Towards this end, population geneticists are interested in the fundamental processes of mutation, migration, recombination, selection and drift.
In this lab session, we’ll be touching on most of these and covering a range of common foundation analyses to understand the evolutionary history of a SNP dataset. The goals are for you to get a feel of a basic population genetics workflow through a whistle-stop tour of methods. We could spend an entire day on each step of the analysis, but given we only have 3 hours we’ll be learning a little about a few things as opposed to a deep-dive on one thing.
It’s expected that there are a range of abilities in the cohort, and consequently some may progress quicker than others. At the end of each section there are additional exercises that are optional for anyone who is working quickly.

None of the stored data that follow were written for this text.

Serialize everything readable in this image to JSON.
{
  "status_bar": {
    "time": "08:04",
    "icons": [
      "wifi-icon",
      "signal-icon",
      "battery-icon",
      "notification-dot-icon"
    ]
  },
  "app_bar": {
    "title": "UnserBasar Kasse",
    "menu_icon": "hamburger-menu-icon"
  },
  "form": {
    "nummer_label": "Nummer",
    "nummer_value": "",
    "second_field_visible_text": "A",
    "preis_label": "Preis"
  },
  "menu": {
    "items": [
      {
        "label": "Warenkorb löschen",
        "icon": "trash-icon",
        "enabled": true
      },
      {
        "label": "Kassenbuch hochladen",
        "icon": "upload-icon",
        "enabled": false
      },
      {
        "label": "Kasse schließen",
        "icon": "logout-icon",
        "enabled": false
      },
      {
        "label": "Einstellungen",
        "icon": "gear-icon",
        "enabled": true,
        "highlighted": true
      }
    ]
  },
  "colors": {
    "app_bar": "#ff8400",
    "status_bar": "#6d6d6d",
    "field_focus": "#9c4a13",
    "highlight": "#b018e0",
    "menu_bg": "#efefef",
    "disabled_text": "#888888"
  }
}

It’s also important to learn how to troubleshoot errors and problems
on your own! Remember that for command-line programs we can usually type
--help
, or in R type ?my_function
, to see
documentation.
We’ll be working with a simulated dataset that includes a number of conditions and events that we will uncover over the course of the session. The workshop is designed around the idea of building up an understanding of a SNP dataset that we may have limited a-priori knowledge of, which can be common for example when working with sequencing data from natural populations. Starting with exploratory summary analyses, we will generate and test hypotheses to explore evolutionary questions.
Let’s pretend our data comes from a study into the a hypothetical, yet MIRACULOUS, conservation success story of Scottish Wild Cats spreading south into England from their Highlands refugia. In this study, samples were collected from a number of individuals from the ancestral Highlands population (p0) and at four further locations moving south through the Scottish borders and into England, at Kielder Forest (p1), Leeds (p2), Norfolk (p3), and London (p4).